Sotomayor’s bean counting extended to the judicial confirmation process. In 2001, in her “Wise Latina” speech, she complained:

In at least the last five years the majority of nominated judges the Senate delayed more than one year before confirming or never confirming were women or minorities.

Sotomayor was, of course, among these “victims.” But during this period, much of which corresponded to the waning years of the Clinton administration, the Republican controlled Senate was moving slowly on most court of appeals nominees, particularly the ones Republicans considered the most liberal. Meanwhile, Clinton was nominating a high percentiage of women and minorities, most of whom were quite libieral, for the courts of appeals. Sotomayor’s bean counting does not take this into account. Moreover, Sotomayor in a more candid moment stated that the hold-up of her nomination was the result of the perception that she is a liberal, and that her ethnicity actually worked in her favor.

Finally, it should be noted that the waiting periods Sotomayor complained about in 2001 increased dramatically thereafter when Democrats systematically blocked, and in some cases filibustered, President Bush’s court of appeals nominees. Most of those filibustered or otherwise blocked were white. But I don’t recall Jim Haynes, Priscilla Owen, Brett Kavanaugh or the others mentioning race as a factor. Such a suggestion would have been ridiculous, just as Sotomayor’s was.

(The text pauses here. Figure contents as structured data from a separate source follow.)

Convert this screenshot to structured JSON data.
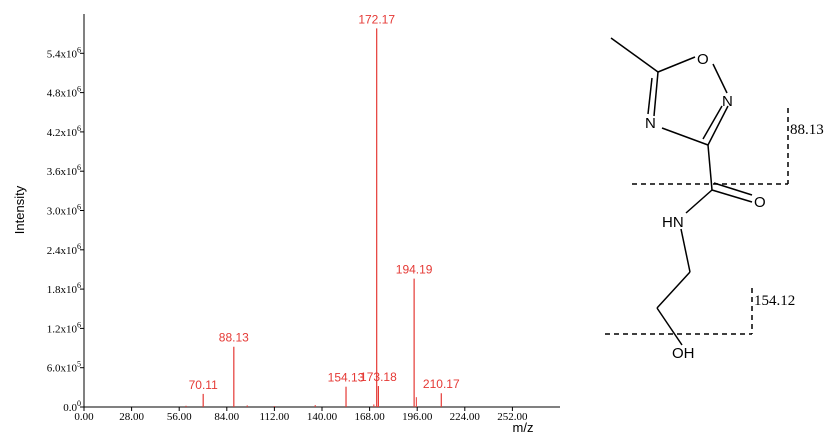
{
  "chart_data": {
    "type": "bar",
    "xlabel": "m/z",
    "ylabel": "Intensity",
    "xlim": [
      0,
      280
    ],
    "ylim": [
      0,
      6000000
    ],
    "x_ticks": [
      {
        "value": 0,
        "label": "0.00"
      },
      {
        "value": 28,
        "label": "28.00"
      },
      {
        "value": 56,
        "label": "56.00"
      },
      {
        "value": 84,
        "label": "84.00"
      },
      {
        "value": 112,
        "label": "112.00"
      },
      {
        "value": 140,
        "label": "140.00"
      },
      {
        "value": 168,
        "label": "168.00"
      },
      {
        "value": 196,
        "label": "196.00"
      },
      {
        "value": 224,
        "label": "224.00"
      },
      {
        "value": 252,
        "label": "252.00"
      }
    ],
    "y_ticks": [
      {
        "value": 0,
        "base": "0.0",
        "exp": "0"
      },
      {
        "value": 600000,
        "base": "6.0x10",
        "exp": "5"
      },
      {
        "value": 1200000,
        "base": "1.2x10",
        "exp": "6"
      },
      {
        "value": 1800000,
        "base": "1.8x10",
        "exp": "6"
      },
      {
        "value": 2400000,
        "base": "2.4x10",
        "exp": "6"
      },
      {
        "value": 3000000,
        "base": "3.0x10",
        "exp": "6"
      },
      {
        "value": 3600000,
        "base": "3.6x10",
        "exp": "6"
      },
      {
        "value": 4200000,
        "base": "4.2x10",
        "exp": "6"
      },
      {
        "value": 4800000,
        "base": "4.8x10",
        "exp": "6"
      },
      {
        "value": 5400000,
        "base": "5.4x10",
        "exp": "6"
      }
    ],
    "labeled_peaks": [
      {
        "mz": 70.11,
        "intensity": 200000,
        "label": "70.11"
      },
      {
        "mz": 88.13,
        "intensity": 920000,
        "label": "88.13"
      },
      {
        "mz": 154.13,
        "intensity": 310000,
        "label": "154.13"
      },
      {
        "mz": 172.17,
        "intensity": 5780000,
        "label": "172.17"
      },
      {
        "mz": 173.18,
        "intensity": 320000,
        "label": "173.18"
      },
      {
        "mz": 194.19,
        "intensity": 1960000,
        "label": "194.19"
      },
      {
        "mz": 210.17,
        "intensity": 210000,
        "label": "210.17"
      }
    ],
    "minor_peaks": [
      {
        "mz": 60.0,
        "intensity": 20000
      },
      {
        "mz": 96.0,
        "intensity": 25000
      },
      {
        "mz": 112.0,
        "intensity": 15000
      },
      {
        "mz": 136.0,
        "intensity": 30000
      },
      {
        "mz": 170.5,
        "intensity": 40000
      },
      {
        "mz": 195.5,
        "intensity": 150000
      }
    ],
    "structure": {
      "atoms": {
        "o_ring": "O",
        "n_right": "N",
        "n_left": "N",
        "o_carbonyl": "O",
        "nh": "HN",
        "oh": "OH"
      },
      "fragments": [
        {
          "label": "88.13"
        },
        {
          "label": "154.12"
        }
      ]
    },
    "colors": {
      "peaks": "#e53935",
      "axis": "#000000"
    }
  }
}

Sotomayor’s readiness to claim victimhood, both for herself and more generally for members of her gender and her ethnic group, may help explain why she apparently had little time or “empathy” for Mr. Ricci and the other New Haven firefighters. This same propensity likely would affect the way Sotomayor decides certain cases before the Supreme Court. After all, Sotomayor insisted during the same speech in which she counted the beans that “our experiences as women and people of color affect our decisions.”